Hyponatraemia is the most common electrolyte imbalance in neurosurgical patients. Acute hyponatraemia is particularly common in neurosurgical patients after any type of brain insult, including brain tumours and their treatment, pituitary surgery, subarachnoid haemorrhage or traumatic brain injury. Acute hyponatraemia is an emergency condition, as it leads to cerebral oedema due to passive osmotic movement of water from the hypotonic plasma to the relatively hypertonic brain which ultimately is the cause of the symptoms associated with hyponatraemia. These include decreased level of consciousness, seizures, non-cardiogenic pulmonary oedema or transtentorial brain herniation. Prompt treatment is mandatory to prevent such complications, minimize permanent brain damage and therefore permit rapid recovery after brain insult. The infusion of 3% hypertonic saline is the treatment of choice with different rates of administration based on the severity of symptoms and the rate of drop in plasma sodium concentration.

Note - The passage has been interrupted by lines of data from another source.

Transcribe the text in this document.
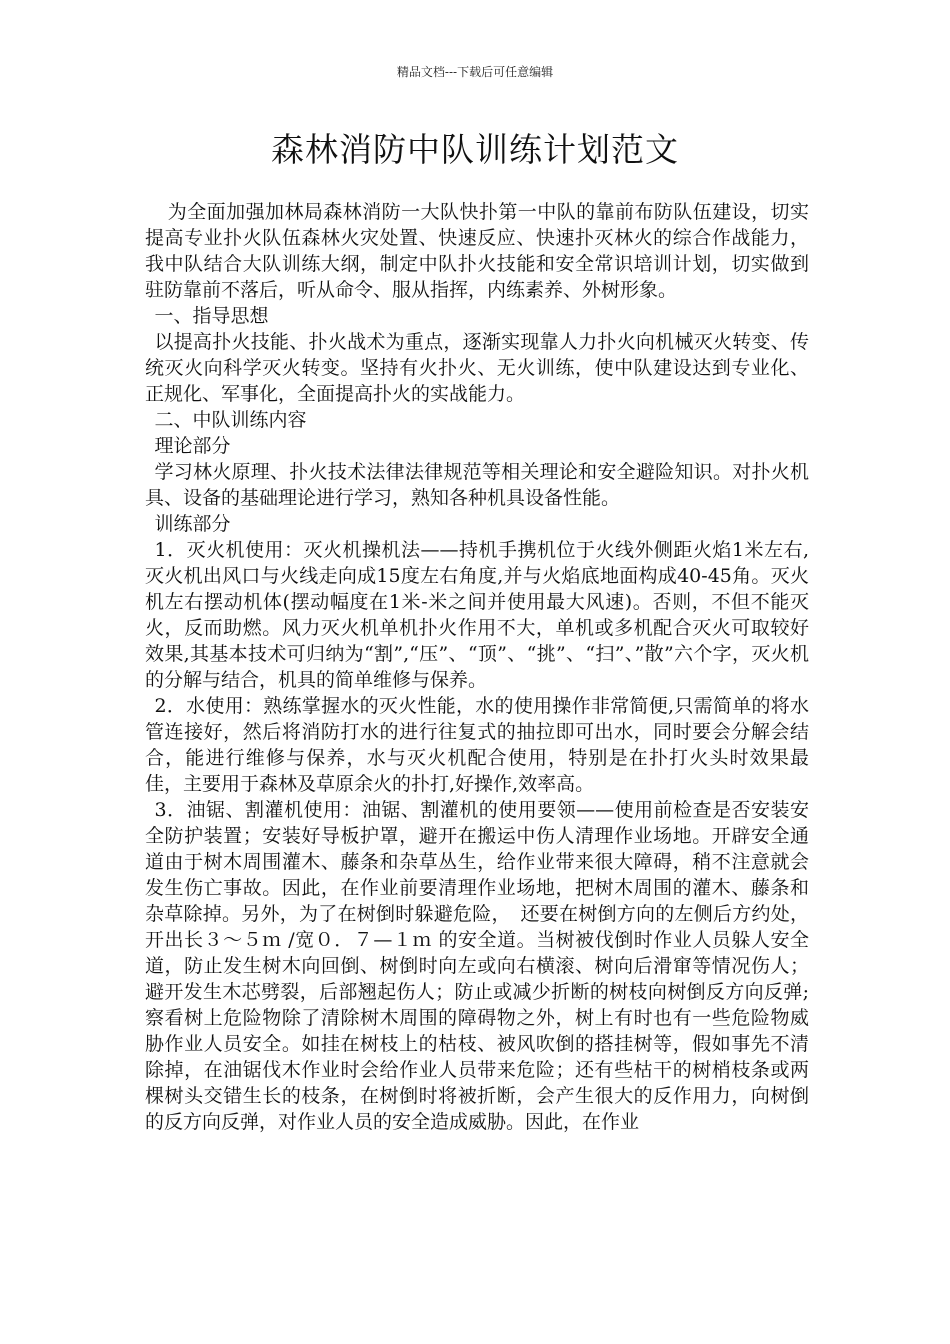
精品文档---下载后可任意编辑
森林消防中队训练计划范文

为全面加强加林局森林消防一大队快扑第一中队的靠前布防队伍建设，切实提高专业扑火队伍森林火灾处置、快速反应、快速扑灭林火的综合作战能力，我中队结合大队训练大纲，制定中队扑火技能和安全常识培训计划，切实做到驻防靠前不落后，听从命令、服从指挥，内练素养、外树形象。

一、指导思想

以提高扑火技能、扑火战术为重点，逐渐实现靠人力扑火向机械灭火转变、传统灭火向科学灭火转变。坚持有火扑火、无火训练，使中队建设达到专业化、正规化、军事化，全面提高扑火的实战能力。

二、中队训练内容

理论部分

学习林火原理、扑火技术法律法律规范等相关理论和安全避险知识。对扑火机具、设备的基础理论进行学习，熟知各种机具设备性能。

训练部分

1．灭火机使用：灭火机操机法——持机手携机位于火线外侧距火焰1米左右,灭火机出风口与火线走向成15度左右角度,并与火焰底地面构成40-45角。灭火机左右摆动机体(摆动幅度在1米-米之间并使用最大风速)。否则，不但不能灭火，反而助燃。风力灭火机单机扑火作用不大，单机或多机配合灭火可取较好效果,其基本技术可归纳为“割”,“压”、“顶”、“挑”、“扫”、”散”六个字，灭火机的分解与结合，机具的简单维修与保养。

2．水使用：熟练掌握水的灭火性能，水的使用操作非常简便,只需简单的将水管连接好，然后将消防打水的进行往复式的抽拉即可出水，同时要会分解会结合，能进行维修与保养，水与灭火机配合使用，特别是在扑打火头时效果最佳，主要用于森林及草原余火的扑打,好操作,效率高。

3．油锯、割灌机使用：油锯、割灌机的使用要领——使用前检查是否安装安全防护装置；安装好导板护罩，避开在搬运中伤人清理作业场地。开辟安全通道由于树木周围灌木、藤条和杂草丛生，给作业带来很大障碍，稍不注意就会发生伤亡事故。因此，在作业前要清理作业场地，把树木周围的灌木、藤条和杂草除掉。另外，为了在树倒时躲避危险，　还要在树倒方向的左侧后方约处，开出长３～５ｍ /宽０．７—１ｍ 的安全道。当树被伐倒时作业人员躲人安全道，防止发生树木向回倒、树倒时向左或向右横滚、树向后滑窜等情况伤人；避开发生木芯劈裂，后部翘起伤人；防止或减少折断的树枝向树倒反方向反弹;察看树上危险物除了清除树木周围的障碍物之外，树上有时也有一些危险物威胁作业人员安全。如挂在树枝上的枯枝、被风吹倒的搭挂树等，假如事先不清除掉，在油锯伐木作业时会给作业人员带来危险；还有些枯干的树梢枝条或两棵树头交错生长的枝条，在树倒时将被折断，会产生很大的反作用力，向树倒的反方向反弹，对作业人员的安全造成威胁。因此，在作业
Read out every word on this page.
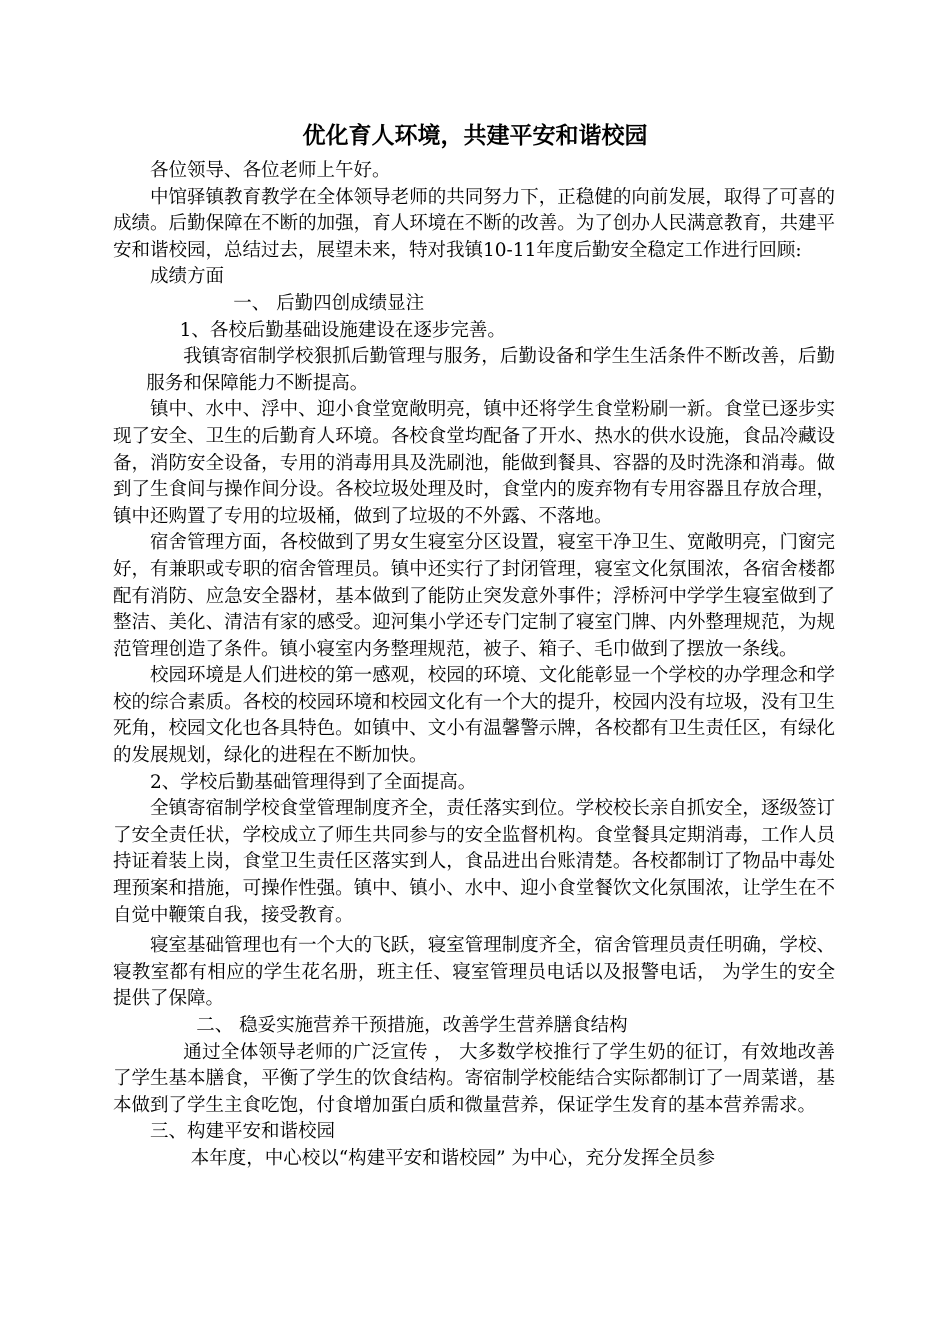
优化育人环境，共建平安和谐校园

各位领导、各位老师上午好。

中馆驿镇教育教学在全体领导老师的共同努力下，正稳健的向前发展，取得了可喜的成绩。后勤保障在不断的加强，育人环境在不断的改善。为了创办人民满意教育，共建平安和谐校园，总结过去，展望未来，特对我镇10-11年度后勤安全稳定工作进行回顾:

成绩方面

一、 后勤四创成绩显注

1、各校后勤基础设施建设在逐步完善。

我镇寄宿制学校狠抓后勤管理与服务，后勤设备和学生生活条件不断改善，后勤服务和保障能力不断提高。

镇中、水中、浮中、迎小食堂宽敞明亮，镇中还将学生食堂粉刷一新。食堂已逐步实现了安全、卫生的后勤育人环境。各校食堂均配备了开水、热水的供水设施，食品冷藏设备，消防安全设备，专用的消毒用具及洗刷池，能做到餐具、容器的及时洗涤和消毒。做到了生食间与操作间分设。各校垃圾处理及时，食堂内的废弃物有专用容器且存放合理，镇中还购置了专用的垃圾桶，做到了垃圾的不外露、不落地。

宿舍管理方面，各校做到了男女生寝室分区设置，寝室干净卫生、宽敞明亮，门窗完好，有兼职或专职的宿舍管理员。镇中还实行了封闭管理，寝室文化氛围浓，各宿舍楼都配有消防、应急安全器材，基本做到了能防止突发意外事件；浮桥河中学学生寝室做到了整洁、美化、清洁有家的感受。迎河集小学还专门定制了寝室门牌、内外整理规范，为规范管理创造了条件。镇小寝室内务整理规范，被子、箱子、毛巾做到了摆放一条线。

校园环境是人们进校的第一感观，校园的环境、文化能彰显一个学校的办学理念和学校的综合素质。各校的校园环境和校园文化有一个大的提升，校园内没有垃圾，没有卫生死角，校园文化也各具特色。如镇中、文小有温馨警示牌，各校都有卫生责任区，有绿化的发展规划，绿化的进程在不断加快。

2、学校后勤基础管理得到了全面提高。

全镇寄宿制学校食堂管理制度齐全，责任落实到位。学校校长亲自抓安全，逐级签订了安全责任状，学校成立了师生共同参与的安全监督机构。食堂餐具定期消毒，工作人员持证着装上岗，食堂卫生责任区落实到人，食品进出台账清楚。各校都制订了物品中毒处理预案和措施，可操作性强。镇中、镇小、水中、迎小食堂餐饮文化氛围浓，让学生在不自觉中鞭策自我，接受教育。

寝室基础管理也有一个大的飞跃，寝室管理制度齐全，宿舍管理员责任明确，学校、寝教室都有相应的学生花名册，班主任、寝室管理员电话以及报警电话， 为学生的安全提供了保障。

二、 稳妥实施营养干预措施，改善学生营养膳食结构

通过全体领导老师的广泛宣传 ， 大多数学校推行了学生奶的征订，有效地改善了学生基本膳食，平衡了学生的饮食结构。寄宿制学校能结合实际都制订了一周菜谱，基本做到了学生主食吃饱，付食增加蛋白质和微量营养，保证学生发育的基本营养需求。

三、构建平安和谐校园

本年度，中心校以“构建平安和谐校园” 为中心，充分发挥全员参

The pathophysiology of hyponatraemia in neurotrauma is multifactorial; although the syndrome of inappropriate antidiuresis (SIADH) and central adrenal insufficiency are the commonest causes encountered. Fluid restriction has historically been the classical treatment for SIADH, although it is relatively contraindicated in some neurosurgical patients such as those with subarachnoid haemorrhage. Furthermore, many cases admitted have acute onset hyponatraemia, who require hypertonic saline infusion. The recently developed vasopressin receptor 2 antagonist class of drug is a promising and effective tool but more evidence is needed in neurosurgical patients. Central adrenal insufficiency may also cause acute hyponatraemia in neurosurgical patients; this responds clinically and biochemically to hydrocortisone. The rare cerebral salt wasting syndrome is treated with large volume normal saline infusion. In this review, we summarize the current evidence based on the clinical presentation, causes and treatment of different types of hyponatraemia in neurosurgical patients.